Scalability, availability, disaster recovery, everything is a service and subscription. You don’t need so many people. You just need one person who has an idea vision and focused on the core businesses. The magnitude of investment is drastically less. At the same time, it is a level playing field because I can build it and design the application in a way that can handle 100 users or 100,000 users. You will only incur the cost when you use it.
For example, Sysfore has built a Tallenge platform for a startup based in San Fransisco. They’ve developed the entire application from scratch and deployed it as a cloud application in a way that will auto-scale. Tallenge is media rich where people upload videos. They used CDN as a service because their customers are outside of India. They needed a cloud scale, high availability, speed of loading, and responsive design. Tallenge was built with lots of services from Azure platform, SQL as a service, it is are using clustered environment, this is all possible in subscription model only.
Bobby says, “Invariably lots of ideas we work on are startup ideas. There is another project that will launch soon.
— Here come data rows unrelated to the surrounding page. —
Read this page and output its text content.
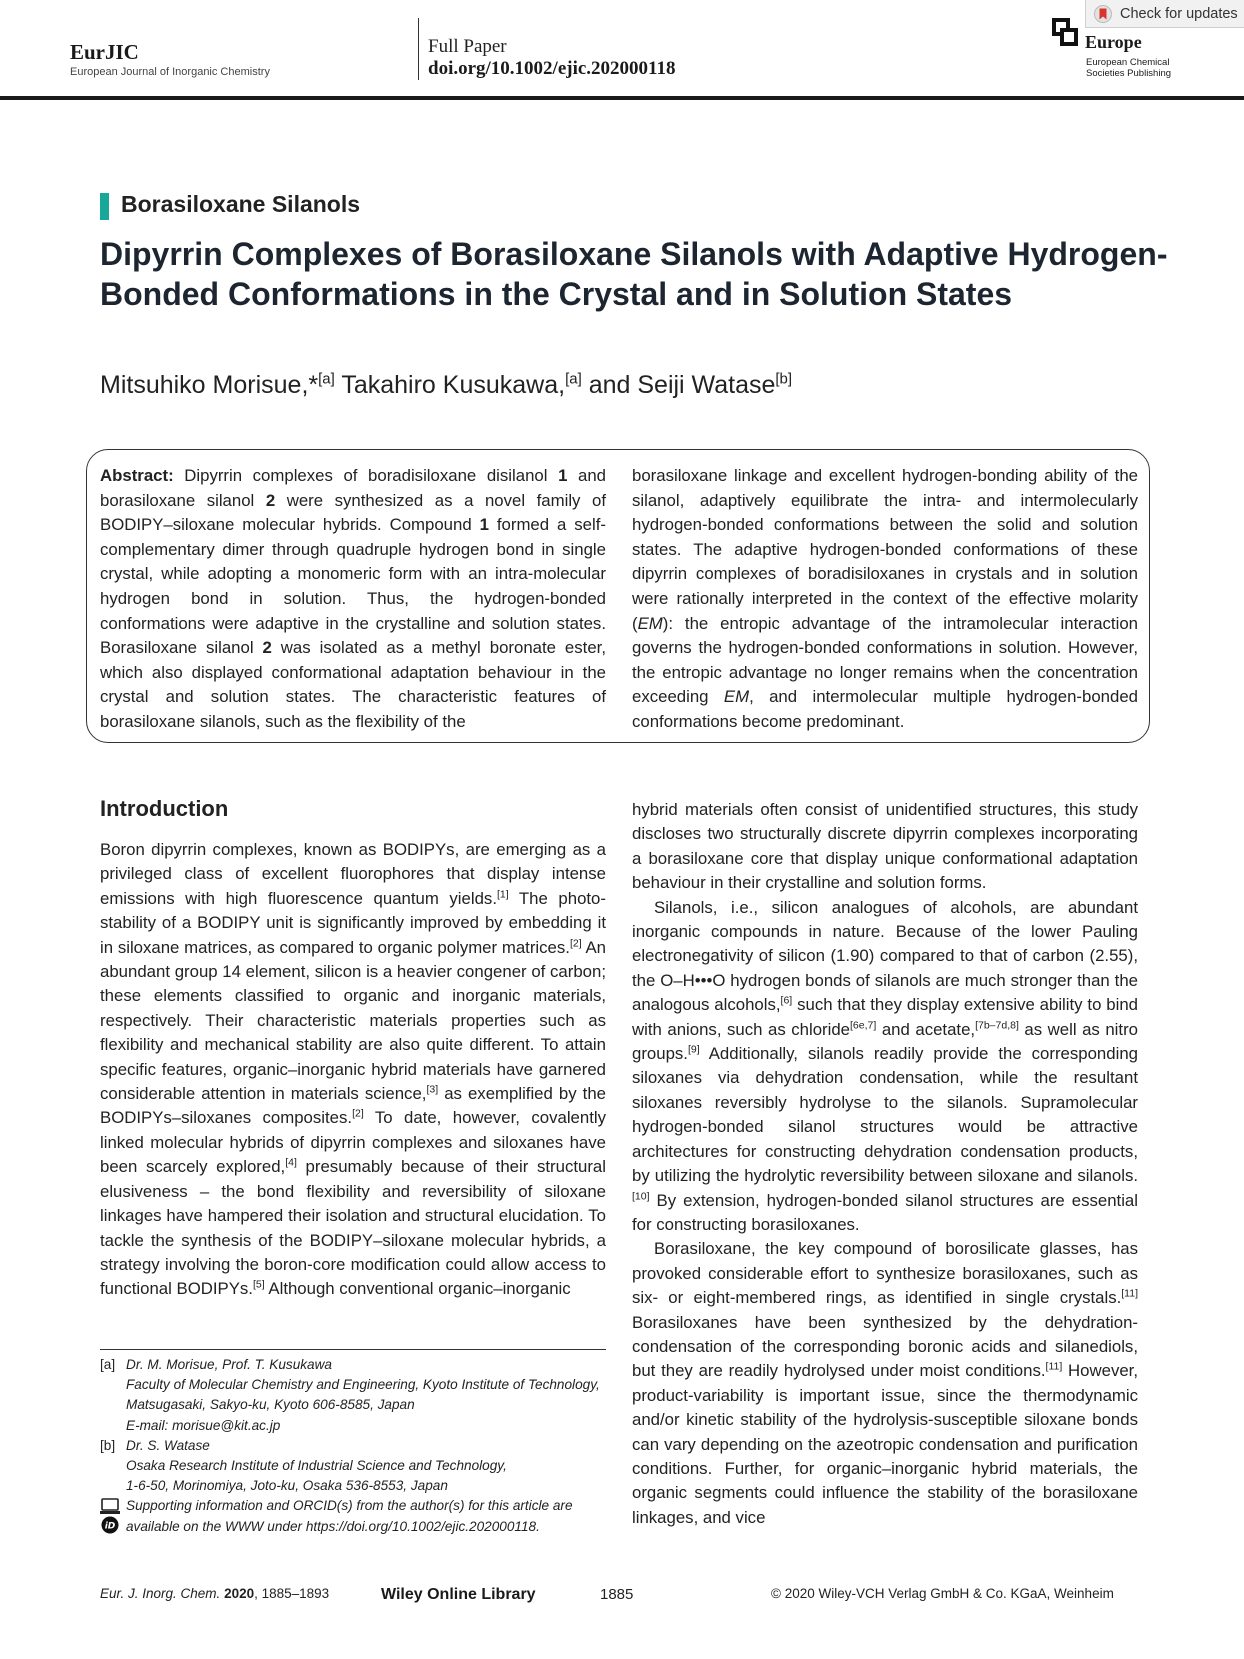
EurJIC
European Journal of Inorganic Chemistry
Full Paper
doi.org/10.1002/ejic.202000118
Europe
European Chemical
Societies Publishing
Check for updates
Borasiloxane Silanols
Dipyrrin Complexes of Borasiloxane Silanols with Adaptive Hydrogen-Bonded Conformations in the Crystal and in Solution States
Mitsuhiko Morisue,*[a] Takahiro Kusukawa,[a] and Seiji Watase[b]
Abstract: Dipyrrin complexes of boradisiloxane disilanol 1 and borasiloxane silanol 2 were synthesized as a novel family of BODIPY–siloxane molecular hybrids. Compound 1 formed a self-complementary dimer through quadruple hydrogen bond in single crystal, while adopting a monomeric form with an intra-molecular hydrogen bond in solution. Thus, the hydrogen-bonded conformations were adaptive in the crystalline and solution states. Borasiloxane silanol 2 was isolated as a methyl boronate ester, which also displayed conformational adaptation behaviour in the crystal and solution states. The characteristic features of borasiloxane silanols, such as the flexibility of the
borasiloxane linkage and excellent hydrogen-bonding ability of the silanol, adaptively equilibrate the intra- and intermolecularly hydrogen-bonded conformations between the solid and solution states. The adaptive hydrogen-bonded conformations of these dipyrrin complexes of boradisiloxanes in crystals and in solution were rationally interpreted in the context of the effective molarity (EM): the entropic advantage of the intramolecular interaction governs the hydrogen-bonded conformations in solution. However, the entropic advantage no longer remains when the concentration exceeding EM, and intermolecular multiple hydrogen-bonded conformations become predominant.
Introduction
Boron dipyrrin complexes, known as BODIPYs, are emerging as a privileged class of excellent fluorophores that display intense emissions with high fluorescence quantum yields.[1] The photo-stability of a BODIPY unit is significantly improved by embedding it in siloxane matrices, as compared to organic polymer matrices.[2] An abundant group 14 element, silicon is a heavier congener of carbon; these elements classified to organic and inorganic materials, respectively. Their characteristic materials properties such as flexibility and mechanical stability are also quite different. To attain specific features, organic–inorganic hybrid materials have garnered considerable attention in materials science,[3] as exemplified by the BODIPYs–siloxanes composites.[2] To date, however, covalently linked molecular hybrids of dipyrrin complexes and siloxanes have been scarcely explored,[4] presumably because of their structural elusiveness – the bond flexibility and reversibility of siloxane linkages have hampered their isolation and structural elucidation. To tackle the synthesis of the BODIPY–siloxane molecular hybrids, a strategy involving the boron-core modification could allow access to functional BODIPYs.[5] Although conventional organic–inorganic
hybrid materials often consist of unidentified structures, this study discloses two structurally discrete dipyrrin complexes incorporating a borasiloxane core that display unique conformational adaptation behaviour in their crystalline and solution forms.
Silanols, i.e., silicon analogues of alcohols, are abundant inorganic compounds in nature. Because of the lower Pauling electronegativity of silicon (1.90) compared to that of carbon (2.55), the O–H•••O hydrogen bonds of silanols are much stronger than the analogous alcohols,[6] such that they display extensive ability to bind with anions, such as chloride[6e,7] and acetate,[7b–7d,8] as well as nitro groups.[9] Additionally, silanols readily provide the corresponding siloxanes via dehydration condensation, while the resultant siloxanes reversibly hydrolyse to the silanols. Supramolecular hydrogen-bonded silanol structures would be attractive architectures for constructing dehydration condensation products, by utilizing the hydrolytic reversibility between siloxane and silanols.[10] By extension, hydrogen-bonded silanol structures are essential for constructing borasiloxanes.
Borasiloxane, the key compound of borosilicate glasses, has provoked considerable effort to synthesize borasiloxanes, such as six- or eight-membered rings, as identified in single crystals.[11] Borasiloxanes have been synthesized by the dehydration-condensation of the corresponding boronic acids and silanediols, but they are readily hydrolysed under moist conditions.[11] However, product-variability is important issue, since the thermodynamic and/or kinetic stability of the hydrolysis-susceptible siloxane bonds can vary depending on the azeotropic condensation and purification conditions. Further, for organic–inorganic hybrid materials, the organic segments could influence the stability of the borasiloxane linkages, and vice
[a] Dr. M. Morisue, Prof. T. Kusukawa
Faculty of Molecular Chemistry and Engineering, Kyoto Institute of Technology,
Matsugasaki, Sakyo-ku, Kyoto 606-8585, Japan
E-mail: morisue@kit.ac.jp
[b] Dr. S. Watase
Osaka Research Institute of Industrial Science and Technology,
1-6-50, Morinomiya, Joto-ku, Osaka 536-8553, Japan
iD
Supporting information and ORCID(s) from the author(s) for this article are
available on the WWW under https://doi.org/10.1002/ejic.202000118.
Eur. J. Inorg. Chem. 2020, 1885–1893	Wiley Online Library	1885	© 2020 Wiley-VCH Verlag GmbH & Co. KGaA, Weinheim
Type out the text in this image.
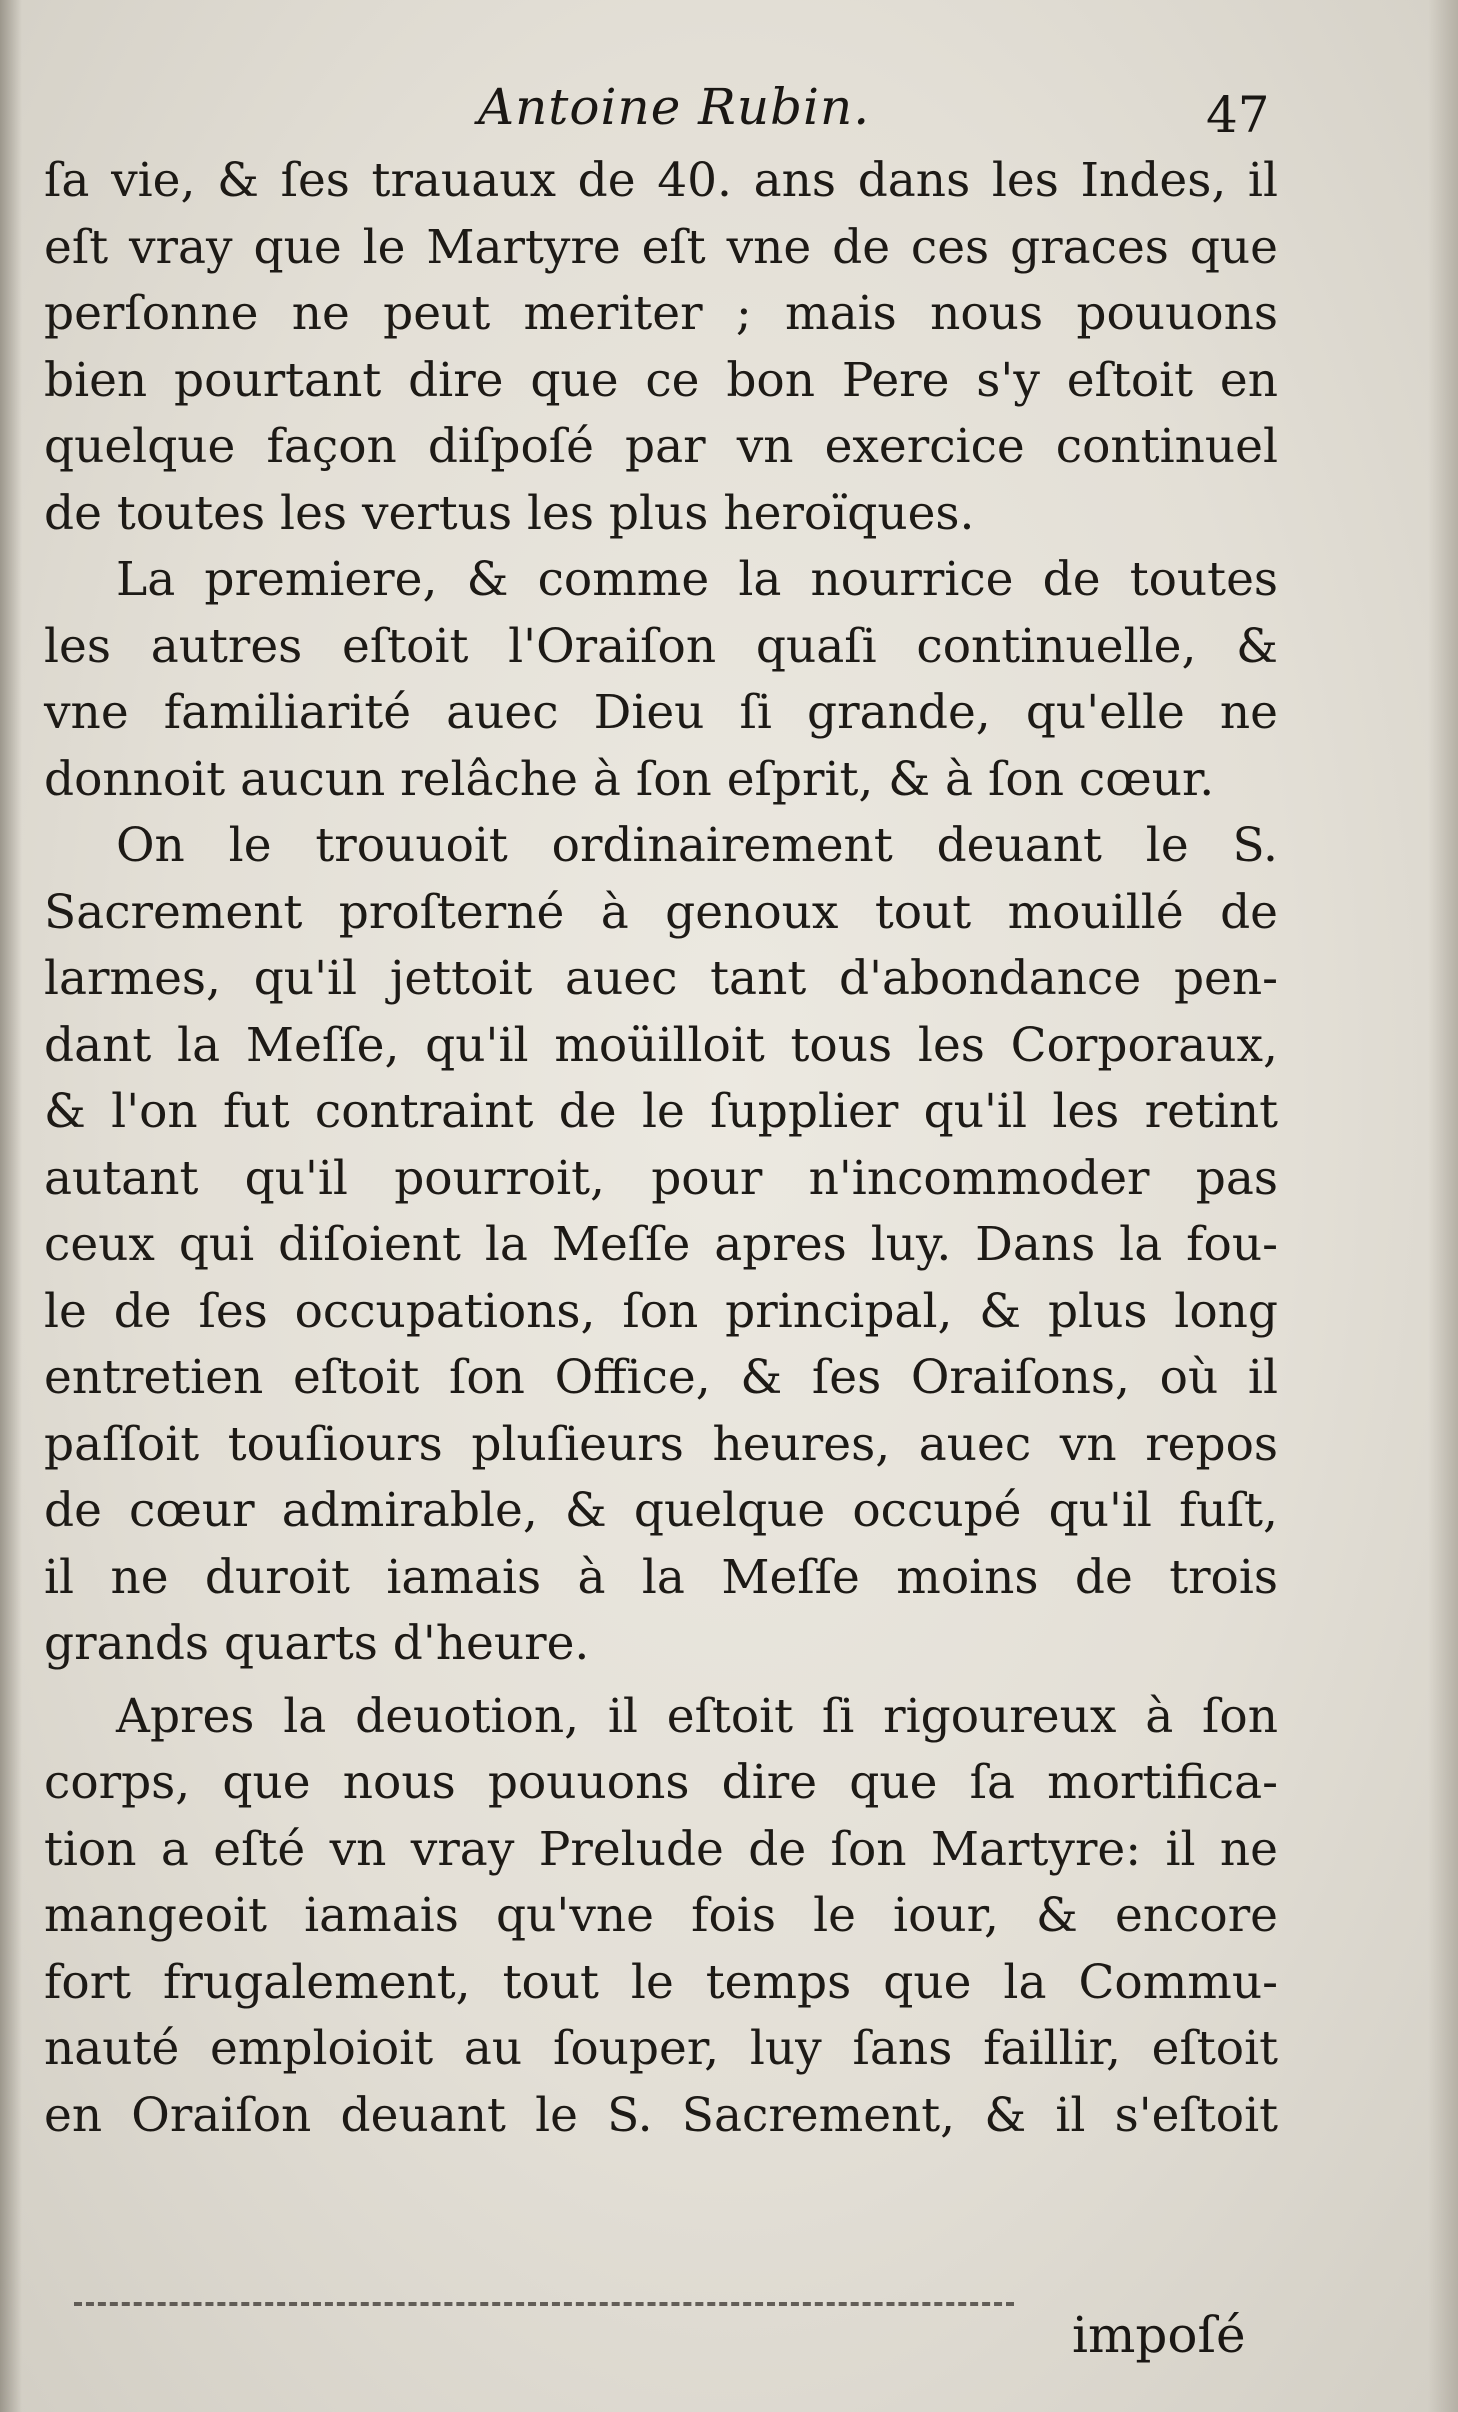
Antoine Rubin.	47
ſa vie, & ſes trauaux de 40. ans dans les Indes, il
eſt vray que le Martyre eſt vne de ces graces que
perſonne ne peut meriter ; mais nous pouuons
bien pourtant dire que ce bon Pere s'y eſtoit en
quelque façon diſpoſé par vn exercice continuel
de toutes les vertus les plus heroïques.
La premiere, & comme la nourrice de toutes
les autres eſtoit l'Oraiſon quaſi continuelle, &
vne familiarité auec Dieu ſi grande, qu'elle ne
donnoit aucun relâche à ſon eſprit, & à ſon cœur.
On le trouuoit ordinairement deuant le S.
Sacrement proſterné à genoux tout mouillé de
larmes, qu'il jettoit auec tant d'abondance pen-
dant la Meſſe, qu'il moüilloit tous les Corporaux,
& l'on fut contraint de le ſupplier qu'il les retint
autant qu'il pourroit, pour n'incommoder pas
ceux qui diſoient la Meſſe apres luy. Dans la fou-
le de ſes occupations, ſon principal, & plus long
entretien eſtoit ſon Office, & ſes Oraiſons, où il
paſſoit touſiours pluſieurs heures, auec vn repos
de cœur admirable, & quelque occupé qu'il fuſt,
il ne duroit iamais à la Meſſe moins de trois
grands quarts d'heure.
Apres la deuotion, il eſtoit ſi rigoureux à ſon
corps, que nous pouuons dire que ſa mortifica-
tion a eſté vn vray Prelude de ſon Martyre: il ne
mangeoit iamais qu'vne fois le iour, & encore
fort frugalement, tout le temps que la Commu-
nauté emploioit au ſouper, luy ſans faillir, eſtoit
en Oraiſon deuant le S. Sacrement, & il s'eſtoit
impoſé
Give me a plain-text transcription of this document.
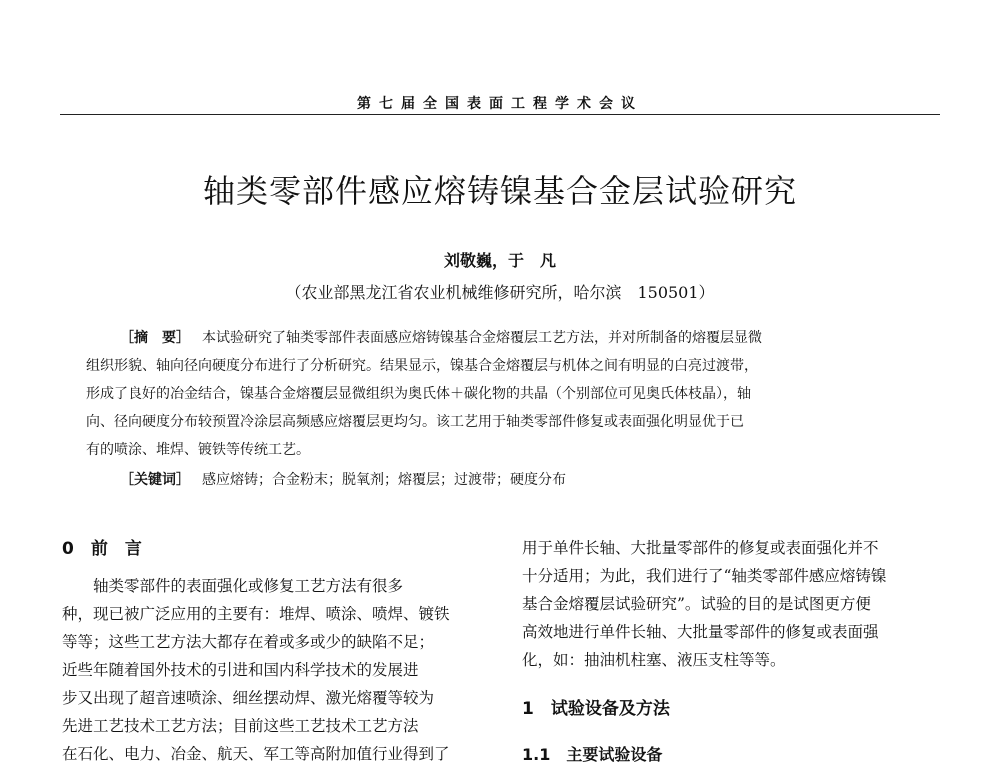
第七届全国表面工程学术会议
轴类零部件感应熔铸镍基合金层试验研究
刘敬巍，于　凡
（农业部黑龙江省农业机械维修研究所，哈尔滨　150501）
［摘　要］ 本试验研究了轴类零部件表面感应熔铸镍基合金熔覆层工艺方法，并对所制备的熔覆层显微
组织形貌、轴向径向硬度分布进行了分析研究。结果显示，镍基合金熔覆层与机体之间有明显的白亮过渡带，
形成了良好的冶金结合，镍基合金熔覆层显微组织为奥氏体＋碳化物的共晶（个别部位可见奥氏体枝晶），轴
向、径向硬度分布较预置冷涂层高频感应熔覆层更均匀。该工艺用于轴类零部件修复或表面强化明显优于已
有的喷涂、堆焊、镀铁等传统工艺。
［关键词］ 感应熔铸；合金粉末；脱氧剂；熔覆层；过渡带；硬度分布
0　前　言
轴类零部件的表面强化或修复工艺方法有很多
种，现已被广泛应用的主要有：堆焊、喷涂、喷焊、镀铁
等等；这些工艺方法大都存在着或多或少的缺陷不足；
近些年随着国外技术的引进和国内科学技术的发展进
步又出现了超音速喷涂、细丝摆动焊、激光熔覆等较为
先进工艺技术工艺方法；目前这些工艺技术工艺方法
在石化、电力、冶金、航天、军工等高附加值行业得到了
用于单件长轴、大批量零部件的修复或表面强化并不
十分适用；为此，我们进行了“轴类零部件感应熔铸镍
基合金熔覆层试验研究”。试验的目的是试图更方便
高效地进行单件长轴、大批量零部件的修复或表面强
化，如：抽油机柱塞、液压支柱等等。
1　试验设备及方法
1.1　主要试验设备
We are also launching a travel portal for a startup. Startups are the one who push the envelope, they have limited funds but they want more features. It is only possible to do it in an empowered landscape like Azure Platform.”
Parting thoughts
This gives a direction of what is happening, even though we design for the web.For the last one year, any project Sysfore takes up, they have made it mandatory to make it responsive for a simple fact that 30% of most traffic comes from mobile.
Bobby says, “Previously, we used to keep saying, web, web, web. Now we have web and mobile. But very soon technology is not going to say anything like web or mobile, it is going to be internet enabled technology.” Ajith adds, “We started from floppy disk and evolved to cloud. From cloud to where? Cloud will stay and scale to the larger adoption. Mobile is going to be the driving force along with mobility and devices. People used to build for web first and mobile second. Now it has become the other way round, people build mobile first and for browser next. And cloud will become the fulcrum.”
In his parting thoughts, Ajith quips “cloud will achieve maturity. The cloud we currently see as an infrastructure alternative will become a larger playground. People will start to see it as a platform for any kind of service. What will drive that? It will be mobile and devices.”